Em casa ele põe o sapato, o sol ainda não nasceu. Vive sozinho. Ao seu
lado apenas roupas sujas, meias e livros pelo chão. Precisa
sair, o relógio faz parte do seu corpo.
Mais um José indo ao trabalho, ao lado de milhares de Josés. São as
vidas que seguem. Os Josés, as Marias. Todos iguais. Vão em
transportes, transportam-se.
No trabalho, trabalha. Na noite, bebe. Em casa, dorme. Com a namorada,
namora.
Agora José está em frente ao computador, não sabe o que fazer. Olha a
tela, está a beira do caos. São tantas opções que já não sabe escolher. Pensa
em colocar uma música. Então olha pra seus lp´s, não sabe escolher. Vai até
seus cd´s, não sabe escolher. Lembra dos mp3, não sabe escolher.

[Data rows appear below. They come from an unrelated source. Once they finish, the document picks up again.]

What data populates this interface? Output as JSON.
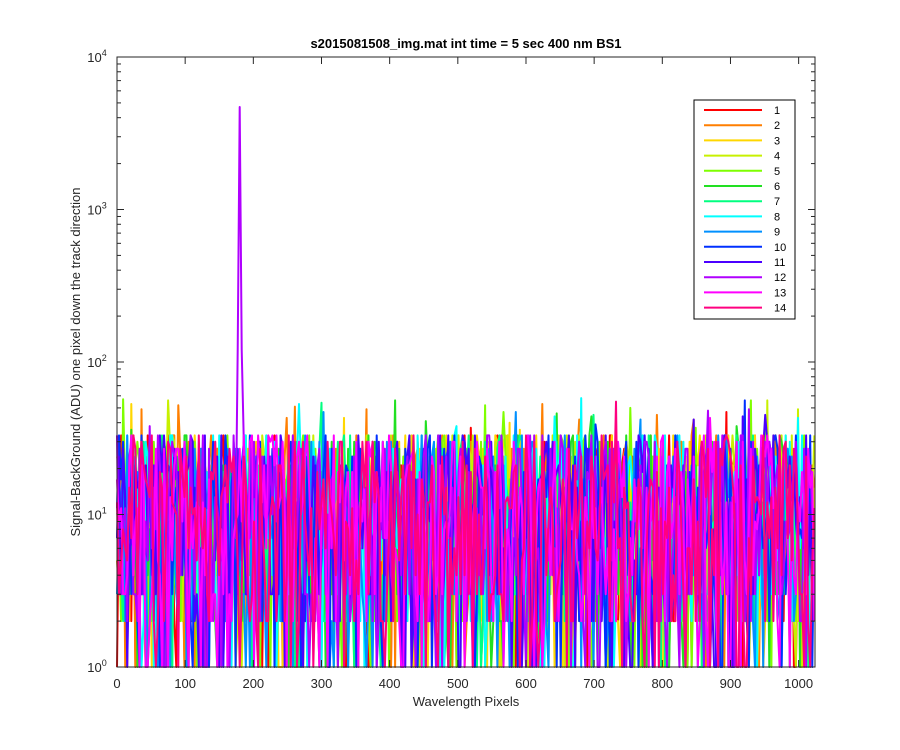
{
  "chart_data": {
    "type": "line",
    "title": "s2015081508_img.mat int time = 5 sec  400 nm BS1",
    "xlabel": "Wavelength Pixels",
    "ylabel": "Signal-BackGround (ADU) one pixel down the track direction",
    "xlim": [
      0,
      1024
    ],
    "ylim": [
      1,
      10000
    ],
    "yscale": "log",
    "x_ticks": [
      "0",
      "100",
      "200",
      "300",
      "400",
      "500",
      "600",
      "700",
      "800",
      "900",
      "1000"
    ],
    "x_tick_values": [
      0,
      100,
      200,
      300,
      400,
      500,
      600,
      700,
      800,
      900,
      1000
    ],
    "y_ticks": [
      {
        "base": "10",
        "exp": "0",
        "value": 1
      },
      {
        "base": "10",
        "exp": "1",
        "value": 10
      },
      {
        "base": "10",
        "exp": "2",
        "value": 100
      },
      {
        "base": "10",
        "exp": "3",
        "value": 1000
      },
      {
        "base": "10",
        "exp": "4",
        "value": 10000
      }
    ],
    "legend_position": "top-right",
    "series": [
      {
        "name": "1",
        "color": "#ff0000"
      },
      {
        "name": "2",
        "color": "#ff7f00"
      },
      {
        "name": "3",
        "color": "#ffd700"
      },
      {
        "name": "4",
        "color": "#c8f000"
      },
      {
        "name": "5",
        "color": "#7fff00"
      },
      {
        "name": "6",
        "color": "#22e022"
      },
      {
        "name": "7",
        "color": "#00ff80"
      },
      {
        "name": "8",
        "color": "#00ffff"
      },
      {
        "name": "9",
        "color": "#0090ff"
      },
      {
        "name": "10",
        "color": "#0030ff"
      },
      {
        "name": "11",
        "color": "#4b00ff"
      },
      {
        "name": "12",
        "color": "#b000ff"
      },
      {
        "name": "13",
        "color": "#ff00ff"
      },
      {
        "name": "14",
        "color": "#ff0080"
      }
    ],
    "noise_range": [
      1,
      60
    ],
    "peak": {
      "series": "12",
      "x": 180,
      "y": 4700
    }
  }
}
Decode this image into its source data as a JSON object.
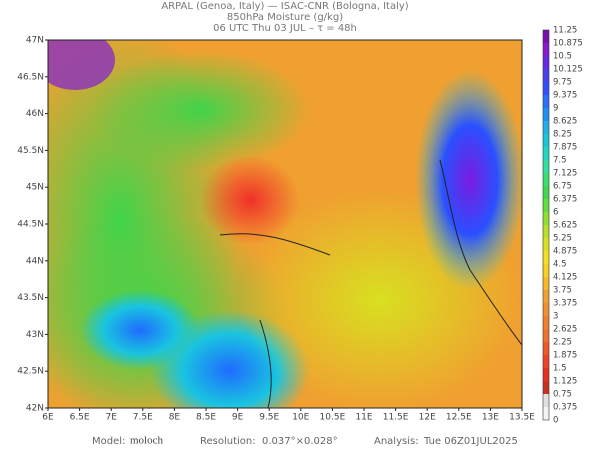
{
  "header": {
    "line1": "ARPAL (Genoa, Italy)  —  ISAC-CNR (Bologna, Italy)",
    "line2": "850hPa Moisture (g/kg)",
    "line3": "06 UTC Thu 03 JUL  –  τ = 48h"
  },
  "latitude_labels": [
    "47N",
    "46.5N",
    "46N",
    "45.5N",
    "45N",
    "44.5N",
    "44N",
    "43.5N",
    "43N",
    "42.5N",
    "42N"
  ],
  "longitude_labels": [
    "6E",
    "6.5E",
    "7E",
    "7.5E",
    "8E",
    "8.5E",
    "9E",
    "9.5E",
    "10E",
    "10.5E",
    "11E",
    "11.5E",
    "12E",
    "12.5E",
    "13E",
    "13.5E"
  ],
  "colorbar_labels": [
    "11.25",
    "10.875",
    "10.5",
    "10.125",
    "9.75",
    "9.375",
    "9",
    "8.625",
    "8.25",
    "7.875",
    "7.5",
    "7.125",
    "6.75",
    "6.375",
    "6",
    "5.625",
    "5.25",
    "4.875",
    "4.5",
    "4.125",
    "3.75",
    "3.375",
    "3",
    "2.625",
    "2.25",
    "1.875",
    "1.5",
    "1.125",
    "0.75",
    "0.375",
    "0"
  ],
  "footer": {
    "model_label": "Model:",
    "model": "moloch",
    "resolution_label": "Resolution:",
    "resolution": "0.037°×0.028°",
    "analysis_label": "Analysis:",
    "analysis": "Tue 06Z01JUL2025"
  }
}
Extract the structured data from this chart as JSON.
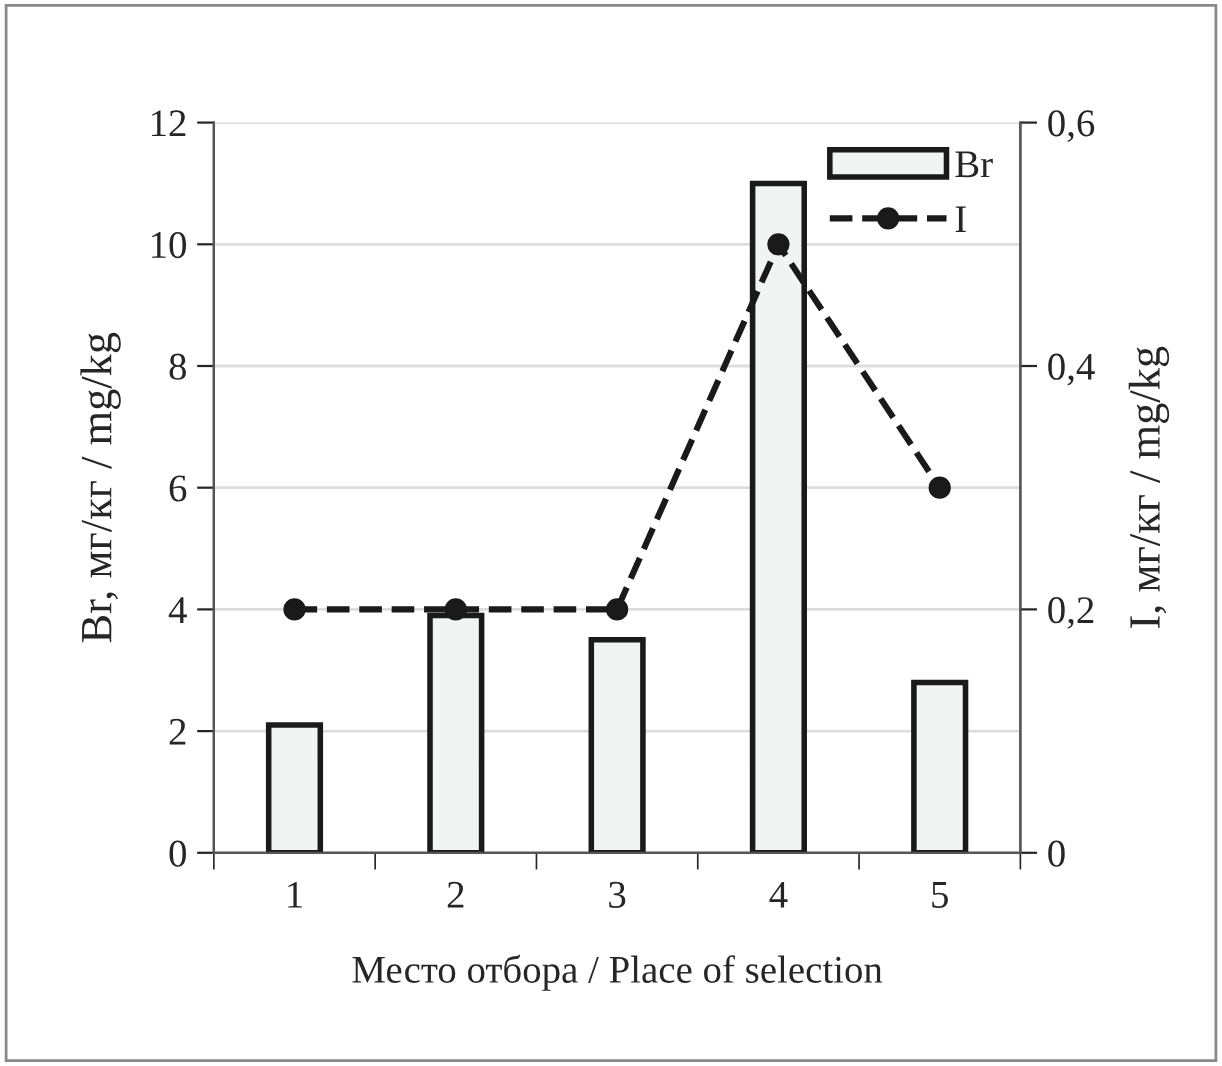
{
  "chart_data": {
    "type": "bar",
    "xlabel": "Место отбора / Place of selection",
    "ylabel": "Br, мг/кг / mg/kg",
    "y2label": "I, мг/кг / mg/kg",
    "categories": [
      "1",
      "2",
      "3",
      "4",
      "5"
    ],
    "series": [
      {
        "name": "Br",
        "color": "#f2f4f3",
        "values": [
          2.1,
          3.9,
          3.5,
          11.0,
          2.8
        ]
      },
      {
        "name": "I",
        "type": "line",
        "axis": "y2",
        "color": "#1a1a1a",
        "values": [
          0.2,
          0.2,
          0.2,
          0.5,
          0.3
        ],
        "marker": "circle",
        "line_style": "dashed"
      }
    ],
    "ylim": [
      0,
      12
    ],
    "yticks": [
      0,
      2,
      4,
      6,
      8,
      10,
      12
    ],
    "y2lim": [
      0,
      0.6
    ],
    "y2ticks": [
      0,
      {
        "value": 0.2,
        "label": "0,2"
      },
      {
        "value": 0.4,
        "label": "0,4"
      },
      {
        "value": 0.6,
        "label": "0,6"
      }
    ],
    "grid": "y",
    "legend": "top right"
  }
}
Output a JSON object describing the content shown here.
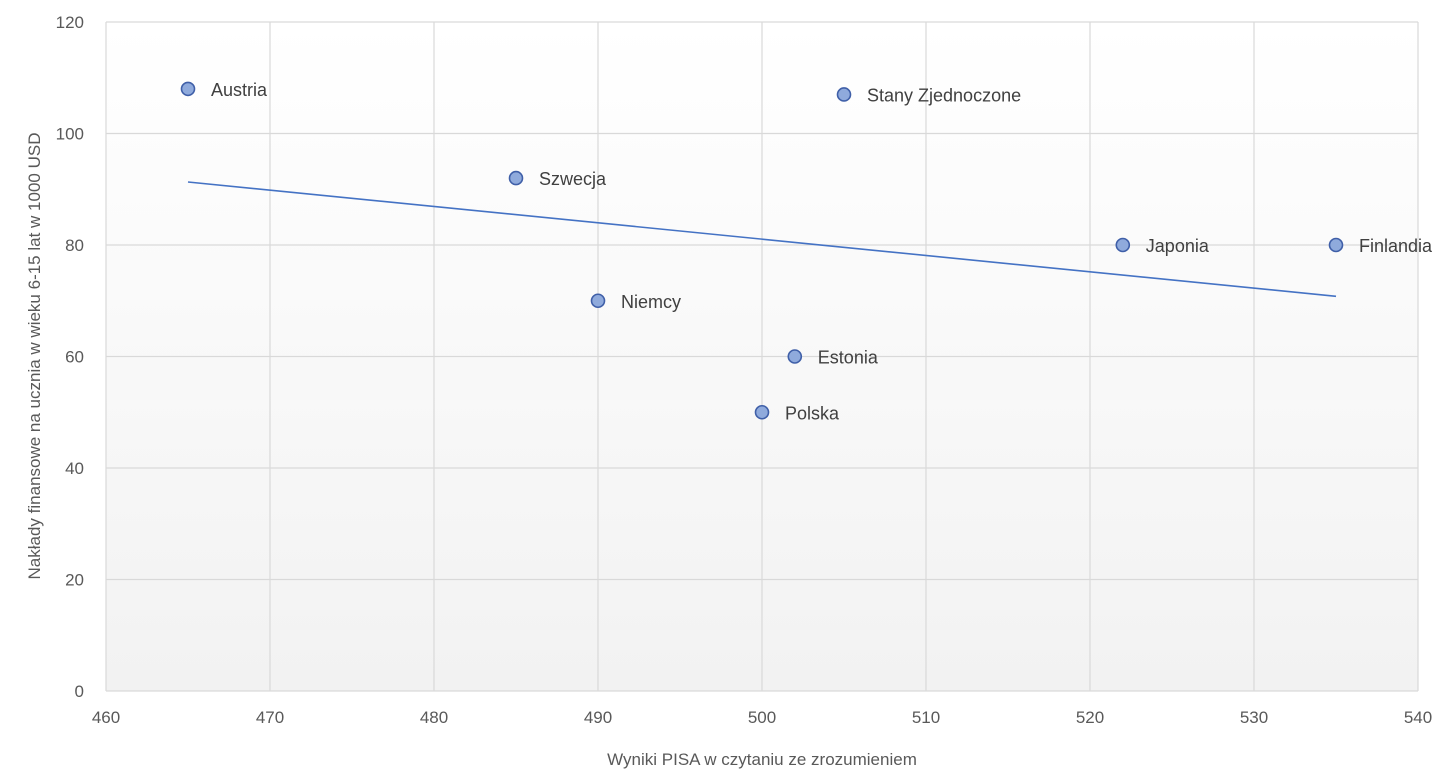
{
  "chart_data": {
    "type": "scatter",
    "title": "",
    "xlabel": "Wyniki PISA w czytaniu ze zrozumieniem",
    "ylabel": "Nakłady finansowe na ucznia w wieku 6-15 lat w 1000 USD",
    "xlim": [
      460,
      540
    ],
    "ylim": [
      0,
      120
    ],
    "x_ticks": [
      460,
      470,
      480,
      490,
      500,
      510,
      520,
      530,
      540
    ],
    "y_ticks": [
      0,
      20,
      40,
      60,
      80,
      100,
      120
    ],
    "grid": true,
    "legend": "none",
    "points": [
      {
        "label": "Austria",
        "x": 465,
        "y": 108
      },
      {
        "label": "Stany Zjednoczone",
        "x": 505,
        "y": 107
      },
      {
        "label": "Szwecja",
        "x": 485,
        "y": 92
      },
      {
        "label": "Japonia",
        "x": 522,
        "y": 80
      },
      {
        "label": "Finlandia",
        "x": 535,
        "y": 80
      },
      {
        "label": "Niemcy",
        "x": 490,
        "y": 70
      },
      {
        "label": "Estonia",
        "x": 502,
        "y": 60
      },
      {
        "label": "Polska",
        "x": 500,
        "y": 50
      }
    ],
    "trendline": {
      "type": "linear",
      "x": [
        465,
        535
      ],
      "y": [
        91.3,
        70.8
      ]
    },
    "colors": {
      "marker_fill": "#8FAADC",
      "marker_stroke": "#3F5FA8",
      "trendline": "#4472C4",
      "grid": "#D9D9D9",
      "plot_bg_top": "#FFFFFF",
      "plot_bg_bottom": "#F2F2F2"
    }
  }
}
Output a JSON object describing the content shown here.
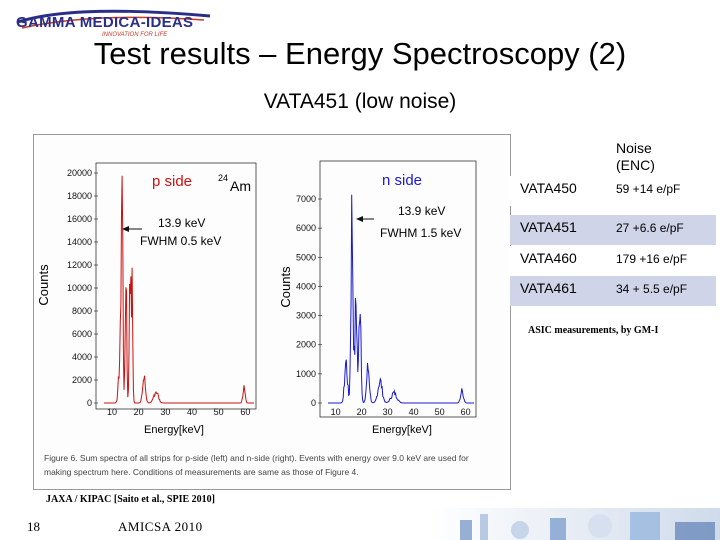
{
  "logo": {
    "name": "GAMMA MEDICA-IDEAS",
    "tagline": "INNOVATION FOR LIFE"
  },
  "title": "Test results – Energy Spectroscopy (2)",
  "subtitle": "VATA451 (low noise)",
  "figure": {
    "left_plot": {
      "label": "p side",
      "isotope_sup": "24",
      "isotope": "Am",
      "peak": "13.9 keV",
      "fwhm": "FWHM  0.5 keV",
      "ylabel": "Counts",
      "xlabel": "Energy[keV]",
      "yticks": [
        "20000",
        "18000",
        "16000",
        "14000",
        "12000",
        "10000",
        "8000",
        "6000",
        "4000",
        "2000",
        "0"
      ],
      "xticks": [
        "10",
        "20",
        "30",
        "40",
        "50",
        "60"
      ]
    },
    "right_plot": {
      "label": "n side",
      "peak": "13.9 keV",
      "fwhm": "FWHM  1.5 keV",
      "ylabel": "Counts",
      "xlabel": "Energy[keV]",
      "yticks": [
        "7000",
        "6000",
        "5000",
        "4000",
        "3000",
        "2000",
        "1000",
        "0"
      ],
      "xticks": [
        "10",
        "20",
        "30",
        "40",
        "50",
        "60"
      ]
    },
    "caption_line1": "Figure 6. Sum spectra of all strips for p-side (left) and n-side (right). Events with energy over 9.0 keV are used for",
    "caption_line2": "making spectrum here. Conditions of measurements are same as those of Figure 4."
  },
  "noise_table": {
    "header_line1": "Noise",
    "header_line2": "(ENC)",
    "rows": [
      {
        "chip": "VATA450",
        "noise": "59 +14 e/pF"
      },
      {
        "chip": "VATA451",
        "noise": "27  +6.6 e/pF"
      },
      {
        "chip": "VATA460",
        "noise": "179 +16 e/pF"
      },
      {
        "chip": "VATA461",
        "noise": "34  + 5.5 e/pF"
      }
    ],
    "row_colors": [
      "#ffffff",
      "#cfd4e8"
    ]
  },
  "asic_note": "ASIC measurements, by GM-I",
  "credit": "JAXA / KIPAC [Saito et al.,  SPIE 2010]",
  "footer": {
    "page_number": "18",
    "event": "AMICSA 2010"
  },
  "colors": {
    "p_side": "#cc1111",
    "n_side": "#1a1ad0",
    "logo_blue": "#2a2e86"
  }
}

Fica pensando: “já baixei tanta música e não ouvi tudo que baixei. Não
sei por que continuo baixando sem ter escutado a banda anterior a essa que
acabei de baixar!”. José se irrita.
Ele está irritado com ele mesmo. Continua irritado com os outros. Ele
precisa de um desabafo. Não aguenta mais.
Ele tem nojo quando liga a TV. Não é o que ele vive. Tem nojo ao ouvir
o que os jornalistas falam. Não aguenta mais tanta opinião. Não aguenta mais
tantos estudiosos. Todos são melhores que todos. Alguns são piores que os
outros. E José se sente na merda.
Ele quer acreditar nas mudanças. Mas já o pagaram pra participar de
manifestações, levar bandeiras e fazer piquete. Também já viu coronéis o
aliciarem em situações parecidas, fazer o jogo do poder, engolir o sapo. Sim,
José está sem lado. Ele passa pelas bandeiras e não crê.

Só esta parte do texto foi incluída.